Social Security Can Be Saved
Here are a few facts we need to start with, according to the Social Security Administration, half of all seniors get half of their income from social security, and for 25% at least 90% of their income is from this source. Also, according to the AARP, in 2021 the Social Security income for the average retired worker will rise monthly from $1,523 in 2020 to $1,543 in 2021 that is $18,516/year, not much above the poverty levels of a family of two, which is at $17,240. Finally, in their annual report, the Social Security Trustees have stated that by 2034, the Social Security Administration reserves will be depleted by 25%.
With this report, there have been renewed calls for cuts, to “Save Social Security.” And sadly, Joe Biden has also been one to push this idea on several occasions. The three different “fixes” are that;
Number 1: We can privatize Social Security and give all the money to Wall Street; what could go wrong there? (cough cough 2008 financial meltdown)
Number 2: We can cut the benefits to our seniors by 24% (similar to the proposed 2011 Grand Bargain), which would then ensure that many will be in poverty, or we can increase the age of receipt to 72+ years old, which means we all have to work later in life.
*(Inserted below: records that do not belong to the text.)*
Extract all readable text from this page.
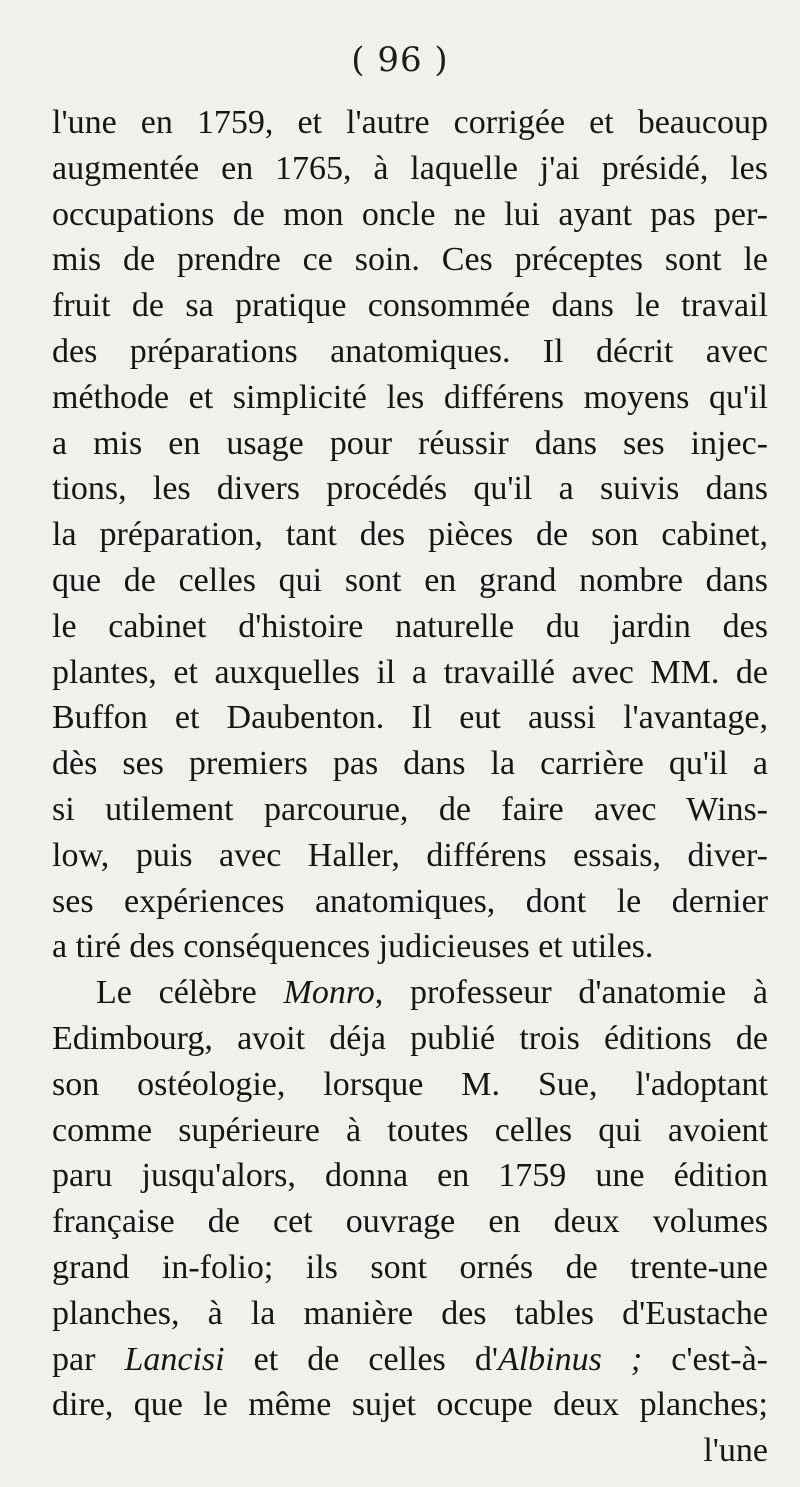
( 96 )
l'une en 1759, et l'autre corrigée et beaucoup
augmentée en 1765, à laquelle j'ai présidé, les
occupations de mon oncle ne lui ayant pas per-
mis de prendre ce soin. Ces préceptes sont le
fruit de sa pratique consommée dans le travail
des préparations anatomiques. Il décrit avec
méthode et simplicité les différens moyens qu'il
a mis en usage pour réussir dans ses injec-
tions, les divers procédés qu'il a suivis dans
la préparation, tant des pièces de son cabinet,
que de celles qui sont en grand nombre dans
le cabinet d'histoire naturelle du jardin des
plantes, et auxquelles il a travaillé avec MM. de
Buffon et Daubenton. Il eut aussi l'avantage,
dès ses premiers pas dans la carrière qu'il a
si utilement parcourue, de faire avec Wins-
low, puis avec Haller, différens essais, diver-
ses expériences anatomiques, dont le dernier
a tiré des conséquences judicieuses et utiles.
Le célèbre Monro, professeur d'anatomie à
Edimbourg, avoit déja publié trois éditions de
son ostéologie, lorsque M. Sue, l'adoptant
comme supérieure à toutes celles qui avoient
paru jusqu'alors, donna en 1759 une édition
française de cet ouvrage en deux volumes
grand in-folio; ils sont ornés de trente-une
planches, à la manière des tables d'Eustache
par Lancisi et de celles d'Albinus ; c'est-à-
dire, que le même sujet occupe deux planches;
l'une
We have the ability to bail out big business, but when it comes to our elderly, suddenly we don’t? There is in fact, a simple fix, and it would only affect the top 4% of earners.
Currently, Social Security is a regressive tax. When you make money, the government takes 6.2% of it and puts that aside for your Social Security, and they also charge a similar 6.2% to your employer, a similar 6.2%. However, this tax is only on the first $142,800 in 2021. Any money over $142,800 is not taxed. This little part of the tax law only benefits the top 4% of Americans. By removing the cap, it is estimated that this change, by itself, would wipe out virtually all (86 percent) of Social Security’s financing gap for the next 75 years, and thus saving our most vulnerable seniors.